Toyota’s burgeoning Gazoo Racing performance brand won’t be making a switch to electric power anytime soon. Unlike its rivals, such as Hyundai and Volkswagen, that have signaled a battery-powered performance future, Toyota will fight to keep the internal combustion engine.
Toyota Australia has pledged to have an electrified model by 2030, with the specific exception of the Gazoo Racing line-up. Toyota Australia’s vice president of sale and marketing, Sean Hanley, said the decision was taken because the company isn’t confident that an electric powertrain can provide a suitable alternative to its petrol-engined hero models in the near-future.
“We believe it will take some time before that level of technology, a BEV for that type of car, is not a long way off but it’s some way off,” Hanley told Torquecafe.
While there have been reports and speculation the Japanese giant is working on electric sports cars, including a possible battery-powered replacement for the Supra, Toyota insists it is working on many alternatives for its future go-fast cars.
And chief amongst these is synthetic fuel (or eFuel), the carbon neutral alternative to petrol and diesel, which is also under development from other brands, most notably Porsche and Lamborghini.
Naoyuki Sakamoto, GR Corolla chief engineer, explained that Toyota has worked on multiple options to extend the life of the internal combustion engine into a world increasingly regulated by carbon emissions.
“We are using carbon neutral fuel, especially in Japan, we’re using it for the top racing categories – Super Formula and Super GT – we are using that to see the possibilities,” Sakamoto said.
“The benefits of carbon neutral fuel is that you can use it in the cars we have, that’s a good point for it.
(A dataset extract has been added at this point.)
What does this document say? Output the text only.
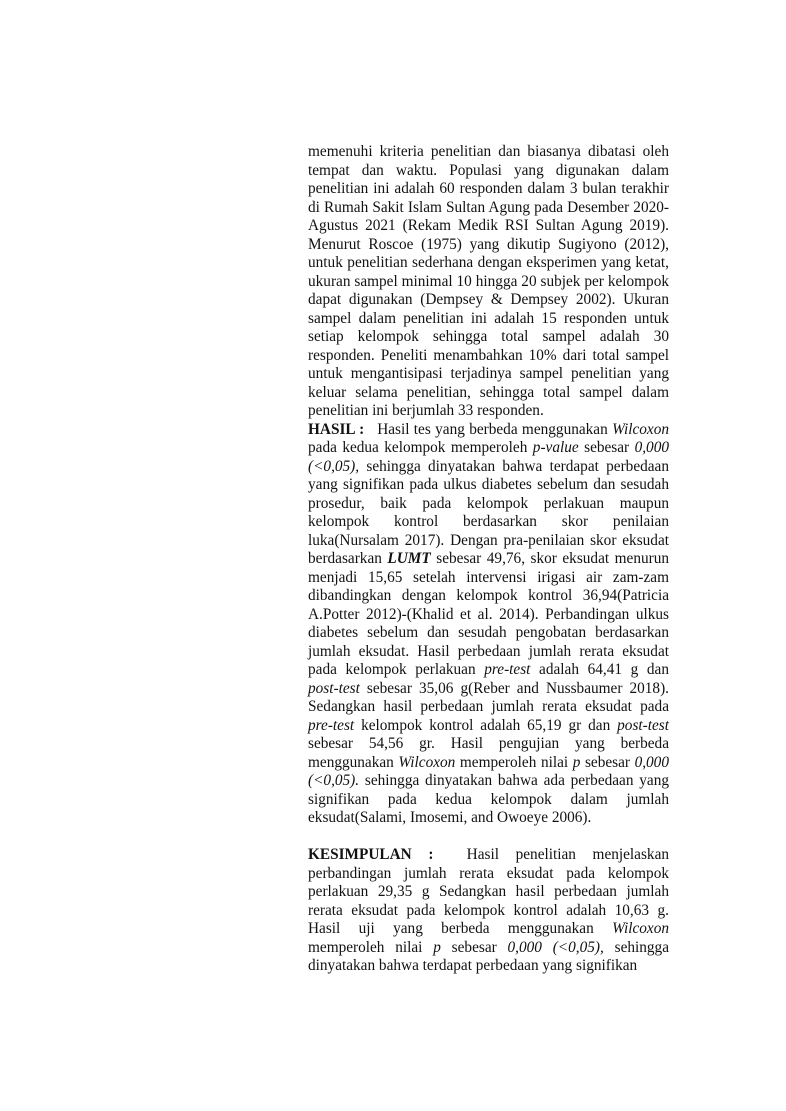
memenuhi kriteria penelitian dan biasanya dibatasi oleh tempat dan waktu. Populasi yang digunakan dalam penelitian ini adalah 60 responden dalam 3 bulan terakhir di Rumah Sakit Islam Sultan Agung pada Desember 2020-Agustus 2021 (Rekam Medik RSI Sultan Agung 2019). Menurut Roscoe (1975) yang dikutip Sugiyono (2012), untuk penelitian sederhana dengan eksperimen yang ketat, ukuran sampel minimal 10 hingga 20 subjek per kelompok dapat digunakan (Dempsey & Dempsey 2002). Ukuran sampel dalam penelitian ini adalah 15 responden untuk setiap kelompok sehingga total sampel adalah 30 responden. Peneliti menambahkan 10% dari total sampel untuk mengantisipasi terjadinya sampel penelitian yang keluar selama penelitian, sehingga total sampel dalam penelitian ini berjumlah 33 responden.

HASIL :   Hasil tes yang berbeda menggunakan Wilcoxon pada kedua kelompok memperoleh p-value sebesar 0,000 (<0,05), sehingga dinyatakan bahwa terdapat perbedaan yang signifikan pada ulkus diabetes sebelum dan sesudah prosedur, baik pada kelompok perlakuan maupun kelompok kontrol berdasarkan skor penilaian luka(Nursalam 2017). Dengan pra-penilaian skor eksudat berdasarkan LUMT sebesar 49,76, skor eksudat menurun menjadi 15,65 setelah intervensi irigasi air zam-zam dibandingkan dengan kelompok kontrol 36,94(Patricia A.Potter 2012)-(Khalid et al. 2014). Perbandingan ulkus diabetes sebelum dan sesudah pengobatan berdasarkan jumlah eksudat. Hasil perbedaan jumlah rerata eksudat pada kelompok perlakuan pre-test adalah 64,41 g dan post-test sebesar 35,06 g(Reber and Nussbaumer 2018). Sedangkan hasil perbedaan jumlah rerata eksudat pada pre-test kelompok kontrol adalah 65,19 gr dan post-test sebesar 54,56 gr. Hasil pengujian yang berbeda menggunakan Wilcoxon memperoleh nilai p sebesar 0,000 (<0,05). sehingga dinyatakan bahwa ada perbedaan yang signifikan pada kedua kelompok dalam jumlah eksudat(Salami, Imosemi, and Owoeye 2006).

KESIMPULAN :  Hasil penelitian menjelaskan perbandingan jumlah rerata eksudat pada kelompok perlakuan 29,35 g Sedangkan hasil perbedaan jumlah rerata eksudat pada kelompok kontrol adalah 10,63 g. Hasil uji yang berbeda menggunakan Wilcoxon memperoleh nilai p sebesar 0,000 (<0,05), sehingga dinyatakan bahwa terdapat perbedaan yang signifikan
But, the cost of carbon neutral fuel is still very expensive. So, for the near-future, carbon neutral fuel would be a good option if we can make it cheaper.”
Unfortunately, he revealed the cost of eFuel is currently approximately “100 times more” than conventional fuel due to the cost of manufacturing and limited availability. Porsche has announced it has partnered with energy corporations to build multiple eFuel plants around the world, including Tasmania, by the end of the decade.
Sakamoto believes for synthetic fuel to become viable as a mainstream alternative more brands from across the industry will need to support it.
“We need to work together, not only Toyota and Porsche, but [the industry] needs to work together to create a future for carbon neutral fuel,” he said.
While electric vehicles are increasingly popular amongst car makers and buyers, and following Europe’s decision to ban all petrol, diesel and hybrid cars by 2035, Sakamoto said it was vital the car industry looks for multiple carbon neutral solutions for the future.
“Sometimes the carbon neutral future is affected by political reasons, but we need to collaborate with many companies to find out the right direction,” he said. “We do not have to eliminate any options so far. We should not focus on some certain fuel or energy because every option has its pros and cons. So it depends on the situation, the country, we may find some good solutions for the negative options for certain fuels. So we don’t have any [definitive] answer, we’re testing many options right now.”